By boat Seasonal kaïkia offer shuttles to the beaches (€9
return to Áyii Anáryiri, for example) or round-the-island
trips, and there are plentiful water-taxis (€15-80 per
boatload depending on destination).
5
By bike Bike Center ( T 22980 74009), about halfway along
the shopping street behind the seafront hotels, has good
mountain bikes for €6 a day, plus maps and suggested routes.
By scooter and motorbike Several rental places can be
found behind the town beach; try Labros ( T 693 23 33
014), often the cheapest if you bargain (from €15 a day), or
Nautilus ( T 22980 72107). Stanathiotis ( T 22980 75364)
on Bótasi, the main street inland, generally has the newest
machines.
Spétses Town
SPÉTSES TOWN shares with Ýdhra a history of late eighteenth-century mercantile
adventure and prosperity, and a leading role in the War of Independence, which made
its foremost citizens the aristocrats of the new Greek state. Plenty of fine old homes and
public buildings survive, but here there's been little restriction on new building, which
spreads along the shore in both directions. And although most cars are banned in town
you won't notice it, as they're replaced by thousands of mopeds and scooters that pay
little attention to whether a street is pedestrianized or not. In short, it's much less pretty
than Ýdhra Town, but also a great deal more lively and earthy, and full of pricey shops,
bars and restaurants.
For most visitors, shopping, eating and drinking are the principal attractions of
Spétses, but it's a very enjoyable place to wander, with majestic old houses and gardens
scattered through the narrow streets. he harbour, the Dápia , marks pretty much the
centre of town, with the main square tucked in behind. To the east lies the town beach
of Áyios Mámas and beyond that - a lovely walk around the point - the Old Harbour ,
upmarket focus of the island's nightlife, where private yachts moor up.
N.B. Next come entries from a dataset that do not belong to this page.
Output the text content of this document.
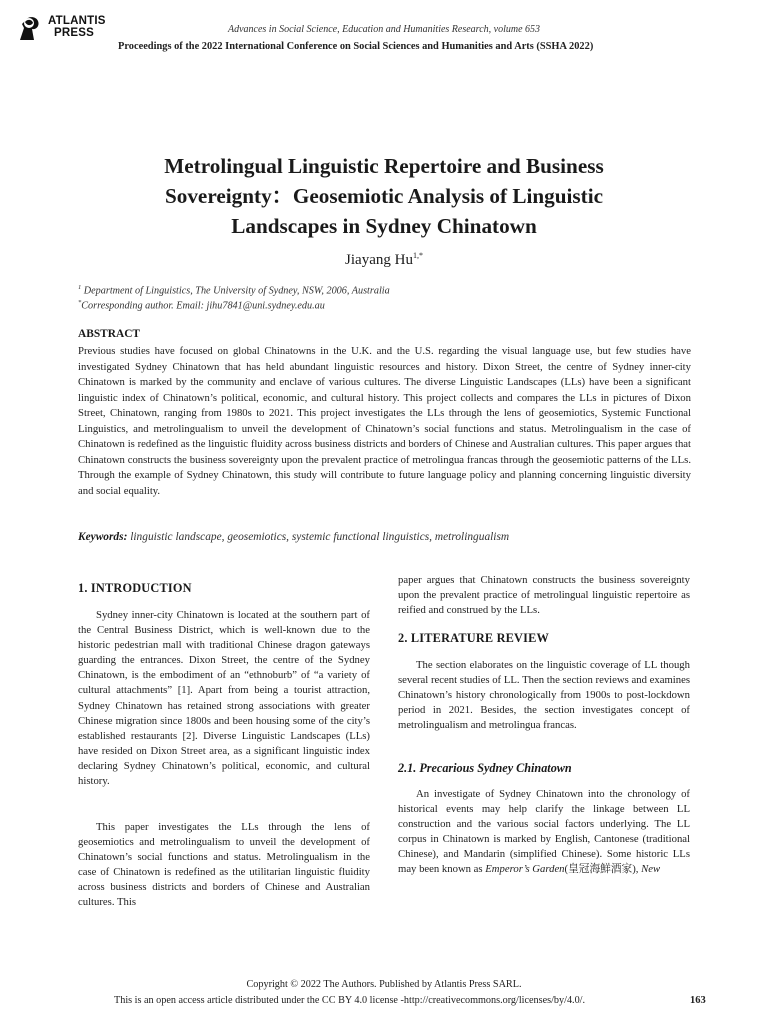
ATLANTIS
PRESS	Advances in Social Science, Education and Humanities Research, volume 653
Proceedings of the 2022 International Conference on Social Sciences and Humanities and Arts (SSHA 2022)
Metrolingual Linguistic Repertoire and Business
Sovereignty：Geosemiotic Analysis of Linguistic
Landscapes in Sydney Chinatown
Jiayang $Hu^{1,*}$
$^1$ Department of Linguistics, The University of Sydney, NSW, 2006, Australia
*Corresponding author. Email: jihu7841@uni.sydney.edu.au
ABSTRACT
Previous studies have focused on global Chinatowns in the U.K. and the U.S. regarding the visual language use, but few studies have investigated Sydney Chinatown that has held abundant linguistic resources and history. Dixon Street, the centre of Sydney inner-city Chinatown is marked by the community and enclave of various cultures. The diverse Linguistic Landscapes (LLs) have been a significant linguistic index of Chinatown’s political, economic, and cultural history. This project collects and compares the LLs in pictures of Dixon Street, Chinatown, ranging from 1980s to 2021. This project investigates the LLs through the lens of geosemiotics, Systemic Functional Linguistics, and metrolingualism to unveil the development of Chinatown’s social functions and status. Metrolingualism in the case of Chinatown is redefined as the linguistic fluidity across business districts and borders of Chinese and Australian cultures. This paper argues that Chinatown constructs the business sovereignty upon the prevalent practice of metrolingua francas through the geosemiotic patterns of the LLs. Through the example of Sydney Chinatown, this study will contribute to future language policy and planning concerning linguistic diversity and social equality.
Keywords: linguistic landscape, geosemiotics, systemic functional linguistics, metrolingualism
1. INTRODUCTION
Sydney inner-city Chinatown is located at the southern part of the Central Business District, which is well-known due to the historic pedestrian mall with traditional Chinese dragon gateways guarding the entrances. Dixon Street, the centre of the Sydney Chinatown, is the embodiment of an “ethnoburb” of “a variety of cultural attachments” [1]. Apart from being a tourist attraction, Sydney Chinatown has retained strong associations with greater Chinese migration since 1800s and been housing some of the city’s established restaurants [2]. Diverse Linguistic Landscapes (LLs) have resided on Dixon Street area, as a significant linguistic index declaring Sydney Chinatown’s political, economic, and cultural history.
This paper investigates the LLs through the lens of geosemiotics and metrolingualism to unveil the development of Chinatown’s social functions and status. Metrolingualism in the case of Chinatown is redefined as the utilitarian linguistic fluidity across business districts and borders of Chinese and Australian cultures. This
paper argues that Chinatown constructs the business sovereignty upon the prevalent practice of metrolingual linguistic repertoire as reified and construed by the LLs.
2. LITERATURE REVIEW
The section elaborates on the linguistic coverage of LL though several recent studies of LL. Then the section reviews and examines Chinatown’s history chronologically from 1900s to post-lockdown period in 2021. Besides, the section investigates concept of metrolingualism and metrolingua francas.
2.1. Precarious Sydney Chinatown
An investigate of Sydney Chinatown into the chronology of historical events may help clarify the linkage between LL construction and the various social factors underlying. The LL corpus in Chinatown is marked by English, Cantonese (traditional Chinese), and Mandarin (simplified Chinese). Some historic LLs may been known as Emperor’s Garden(皇冠海鮮酒家), New
Copyright © 2022 The Authors. Published by Atlantis Press SARL.
This is an open access article distributed under the CC BY 4.0 license -http://creativecommons.org/licenses/by/4.0/.	163
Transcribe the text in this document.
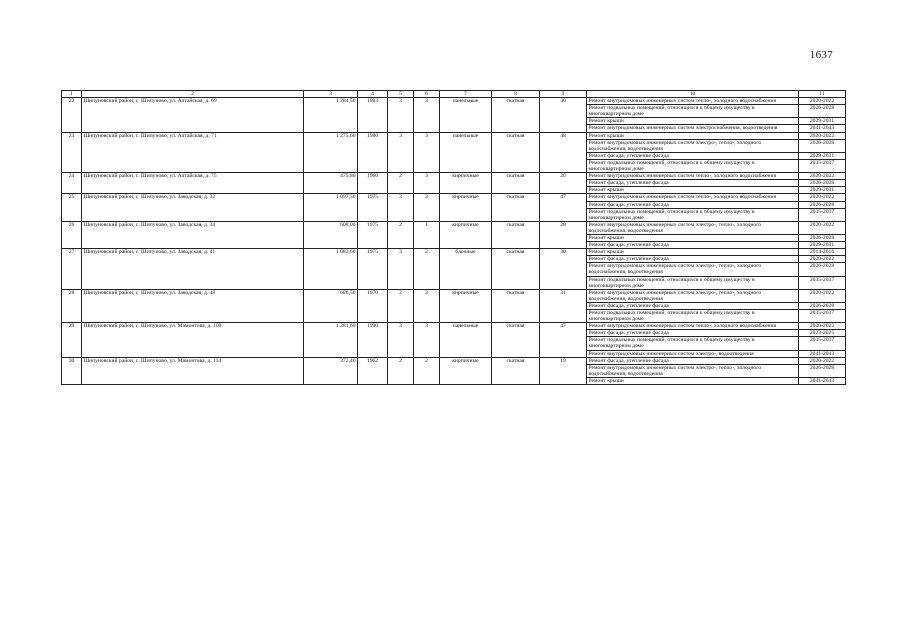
1637
1	2	3	4	5	6	7	8	9	10	11
22	Шипуновский район, с. Шипуново, ул. Алтайская, д. 69	1 284,50	1983	3	3	панельные	скатная	40	Ремонт внутридомовых инженерных систем тепло-, холодного водоснабжения	2020-2022
									Ремонт подвальных помещений, относящихся к общему имуществу в многоквартирном доме	2026-2028
									Ремонт крыши	2029-2031
									Ремонт внутридомовых инженерных систем электроснабжения, водоотведения	2041-2043
23	Шипуновский район, с. Шипуново, ул. Алтайская, д. 71	1 275,60	1986	3	3	панельные	скатная	48	Ремонт крыши	2020-2022
									Ремонт внутридомовых инженерных систем электро-, тепло-, холодного водоснабжения, водоотведения	2026-2028
									Ремонт фасада, утепление фасада	2029-2031
									Ремонт подвальных помещений, относящихся к общему имуществу в многоквартирном доме	2035-2037
24	Шипуновский район, с. Шипуново, ул. Алтайская, д. 75	475,80	1966	2	3	кирпичные	скатная	20	Ремонт внутридомовых инженерных систем тепло-, холодного водоснабжения	2020-2022
									Ремонт фасада, утепление фасада	2026-2028
									Ремонт крыши	2029-2031
25	Шипуновский район, с. Шипуново, ул. Заводская, д. 32	1 097,50	1975	3	2	кирпичные	скатная	47	Ремонт внутридомовых инженерных систем тепло-, холодного водоснабжения	2020-2022
									Ремонт фасада, утепление фасада	2026-2028
									Ремонт подвальных помещений, относящихся к общему имуществу в многоквартирном доме	2035-2037
26	Шипуновский район, с. Шипуново, ул. Заводская, д. 34	608,00	1975	2	1	кирпичные	скатная	28	Ремонт внутридомовых инженерных систем электро-, тепло-, холодного водоснабжения, водоотведения	2020-2022
									Ремонт крыши	2026-2028
									Ремонт фасада, утепление фасада	2029-2031
27	Шипуновский район, с. Шипуново, ул. Заводская, д. 41	1 083,60	1975	3	2	блочные	скатная	30	Ремонт крыши	2014-2016
									Ремонт фасада, утепление фасада	2020-2022
									Ремонт внутридомовых инженерных систем электро-, тепло-, холодного водоснабжения, водоотведения	2026-2028
									Ремонт подвальных помещений, относящихся к общему имуществу в многоквартирном доме	2035-2037
28	Шипуновский район, с. Шипуново, ул. Заводская, д. 48	686,50	1970	2	2	кирпичные	скатная	31	Ремонт внутридомовых инженерных систем электро-, тепло-, холодного водоснабжения, водоотведения	2020-2022
									Ремонт фасада, утепление фасада	2026-2028
									Ремонт подвальных помещений, относящихся к общему имуществу в многоквартирном доме	2035-2037
29	Шипуновский район, с. Шипуново, ул. Мамонтова, д. 109	1 281,60	1990	3	3	панельные	скатная	47	Ремонт внутридомовых инженерных систем тепло-, холодного водоснабжения	2020-2022
									Ремонт фасада, утепление фасада	2023-2025
									Ремонт подвальных помещений, относящихся к общему имуществу в многоквартирном доме	2035-2037
									Ремонт внутридомовых инженерных систем электро-, водоотведения	2041-2043
30	Шипуновский район, с. Шипуново, ул. Мамонтова, д. 114	372,40	1962	2	2	кирпичные	скатная	19	Ремонт фасада, утепление фасада	2020-2022
									Ремонт внутридомовых инженерных систем электро-, тепло-, холодного водоснабжения, водоотведения	2026-2028
									Ремонт крыши	2041-2043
West of the
Dápia is Kounoupítsa - much of the simpler accommodation is here, and there are
small beaches and waterfront tavernas. It's a big place; to walk from Kounoupítsa to the
far end of the Old Harbour will take at least forty minutes.
Bouboulína's Mansion
Guided tours (30min) up to a dozen times daily; times are posted outside and on boards around town • €6
Local heroine Laskarína Bouboulína was a wealthy widow who commanded her
own small fleet in the War of Independence, reputedly seduced her lovers at
gunpoint, and was shot in 1825 by the father of a girl her son had eloped with. Her
former home - the so-called Bouboulína's Mansion - signed not far behind the
Dápia, is now a private museum. On the entertaining tour you'll hear the story of
how she spent much of her fortune on ships and men for the independence
struggle, while highlights among the arms, furniture, pictures and correspondence
are a gorgeous wooden ceiling in the main room and a model of Bouboulína's
flagship, the Agamemnon .
SOTÍRIOS ANÁRYIROS
The man most responsible for Spétses' appearance today is Sotírios Anáryiros , a descendant of
a once grand Spetsiot family who emigrated in 1868 and returned, thirty years later, having
made a fortune selling Turkish tobacco in the United States. His most obvious legacy is the
landmark waterfront Hotel Poseidonion , but he also built and endowed Anáryiros
Koryalénos College , a curious Greek re-creation of an English public school, where John
Fowles taught (behind College beach), and a kitsch, Neoclassical private residence, now
gradually falling into disrepair alongside the Bouboulína mansion. Most importantly, however, he
was responsible for replanting the island's pine forests , depleted by generations of shipbuilders.